KİTAPLIK
Kütüphane denince aklınıza ne geliyor? Kitap mı, masa mı, sandalye mi ya da sessizlik mi haykırıyor kulaklarınız da? Evet, bunlar hepsi kütüphanemizin birer parçası. Bunun yanında kütüphanenin gizli bir dünya olduğunu da hepimiz biliyoruz. Gizli saklı kalmış hayatlar açılmamış perdeler toz toprak içinde okunmayı bekleyen bir dünya kitap. Siz hiç raflardaki kitaplara dokundunuz mu? Elinize alıp sayfalarını çevirdiniz mi ya da gözlerinizi kapatıp parmaklarınızı onlarca satırın üzerinden gezdirip kendinizi bir cümlede aradınız mı? Bazen bir kitap kadar sessiz olursun sayfalar dolusu methiyelerin olur okundukça sessiz çığlıkların ses bulur, oda sadece duymak isteyen okur.
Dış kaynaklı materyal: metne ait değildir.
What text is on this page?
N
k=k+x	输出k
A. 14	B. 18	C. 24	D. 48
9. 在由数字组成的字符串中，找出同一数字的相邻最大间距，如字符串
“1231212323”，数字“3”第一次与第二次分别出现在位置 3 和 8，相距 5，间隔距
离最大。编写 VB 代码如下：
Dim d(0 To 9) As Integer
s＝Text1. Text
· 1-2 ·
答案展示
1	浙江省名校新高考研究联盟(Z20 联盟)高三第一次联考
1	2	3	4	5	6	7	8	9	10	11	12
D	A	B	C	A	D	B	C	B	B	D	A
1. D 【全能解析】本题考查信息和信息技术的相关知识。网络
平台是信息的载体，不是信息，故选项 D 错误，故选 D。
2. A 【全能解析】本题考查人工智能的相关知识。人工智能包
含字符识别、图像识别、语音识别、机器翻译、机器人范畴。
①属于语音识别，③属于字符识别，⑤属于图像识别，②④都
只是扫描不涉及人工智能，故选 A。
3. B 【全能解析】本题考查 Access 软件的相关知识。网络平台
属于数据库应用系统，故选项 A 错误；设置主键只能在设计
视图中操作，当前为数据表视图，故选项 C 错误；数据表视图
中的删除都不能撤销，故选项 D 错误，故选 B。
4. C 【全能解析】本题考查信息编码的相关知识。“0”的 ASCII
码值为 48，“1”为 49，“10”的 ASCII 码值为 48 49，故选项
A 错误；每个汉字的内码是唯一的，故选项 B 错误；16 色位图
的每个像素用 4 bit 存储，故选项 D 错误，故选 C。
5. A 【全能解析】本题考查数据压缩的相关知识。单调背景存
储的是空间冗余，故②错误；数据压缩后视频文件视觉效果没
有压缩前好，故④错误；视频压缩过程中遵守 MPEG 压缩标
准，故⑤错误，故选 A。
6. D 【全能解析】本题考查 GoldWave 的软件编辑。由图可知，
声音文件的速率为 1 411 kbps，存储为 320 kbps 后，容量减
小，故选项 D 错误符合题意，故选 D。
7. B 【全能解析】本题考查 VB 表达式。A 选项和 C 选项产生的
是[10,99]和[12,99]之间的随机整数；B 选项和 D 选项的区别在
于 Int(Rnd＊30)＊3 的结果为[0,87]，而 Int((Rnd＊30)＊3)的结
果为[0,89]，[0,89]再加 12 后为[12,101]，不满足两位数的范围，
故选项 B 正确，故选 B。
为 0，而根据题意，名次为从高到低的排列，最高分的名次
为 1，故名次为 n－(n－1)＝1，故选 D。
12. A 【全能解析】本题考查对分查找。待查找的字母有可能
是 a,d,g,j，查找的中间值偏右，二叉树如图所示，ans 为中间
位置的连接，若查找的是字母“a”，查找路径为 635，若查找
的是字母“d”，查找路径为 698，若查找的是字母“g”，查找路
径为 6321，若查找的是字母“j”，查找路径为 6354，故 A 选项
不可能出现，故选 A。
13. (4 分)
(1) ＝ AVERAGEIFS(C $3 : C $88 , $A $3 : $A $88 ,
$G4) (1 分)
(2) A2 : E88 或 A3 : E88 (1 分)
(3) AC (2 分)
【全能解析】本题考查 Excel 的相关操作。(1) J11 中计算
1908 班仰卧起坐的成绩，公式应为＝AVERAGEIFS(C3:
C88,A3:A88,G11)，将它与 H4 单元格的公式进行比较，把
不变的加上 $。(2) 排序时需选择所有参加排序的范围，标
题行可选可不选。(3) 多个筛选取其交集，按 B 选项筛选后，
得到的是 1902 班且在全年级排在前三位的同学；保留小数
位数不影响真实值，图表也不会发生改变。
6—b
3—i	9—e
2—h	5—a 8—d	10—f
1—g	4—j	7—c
Peki siz kendi hayatınızı hiç okudunuz mu? Bazılarımız başka hayatların hayallerini kurarken başkaları belkide çoktan bizim hikayemizi yazmıştır. Belki de defalarca kez hayatınızın önünden geçmişsinizdir hatta belki elinize bile alıp ağzını açmadan rafa geri koymuşsunuzdur. Bir kitap insana ne katar ne öğretir ya da neler kazandırabilir ki? Bunlara karşılık verebilecek tek cevap her şey. Okuduğumuz ya da okuduklarımızı sadece bir kağıttan ibaret, görmememiz gerekiyor aksi halde bu bizim eksiğimiz olur. Bilgi veren, düşünceyi geliştiren, bakış açısını değiştiren kısacası insanı insan yapan bütün yazılar, kitaplar vs. bilgi aktarımı büyük önem taşır hayatımızda. Tabi bunu ne kadar farkındayız orası muamma. Celal Şengör’ün bu sözüyle bitiyorum…
“Kütüphanenin olmadığı bir yerde araştırma olamaz, bilgi olamaz, hatta insanlık olamaz. Yenecek ekmek azaltılabilir ama alınacak kitap asla.”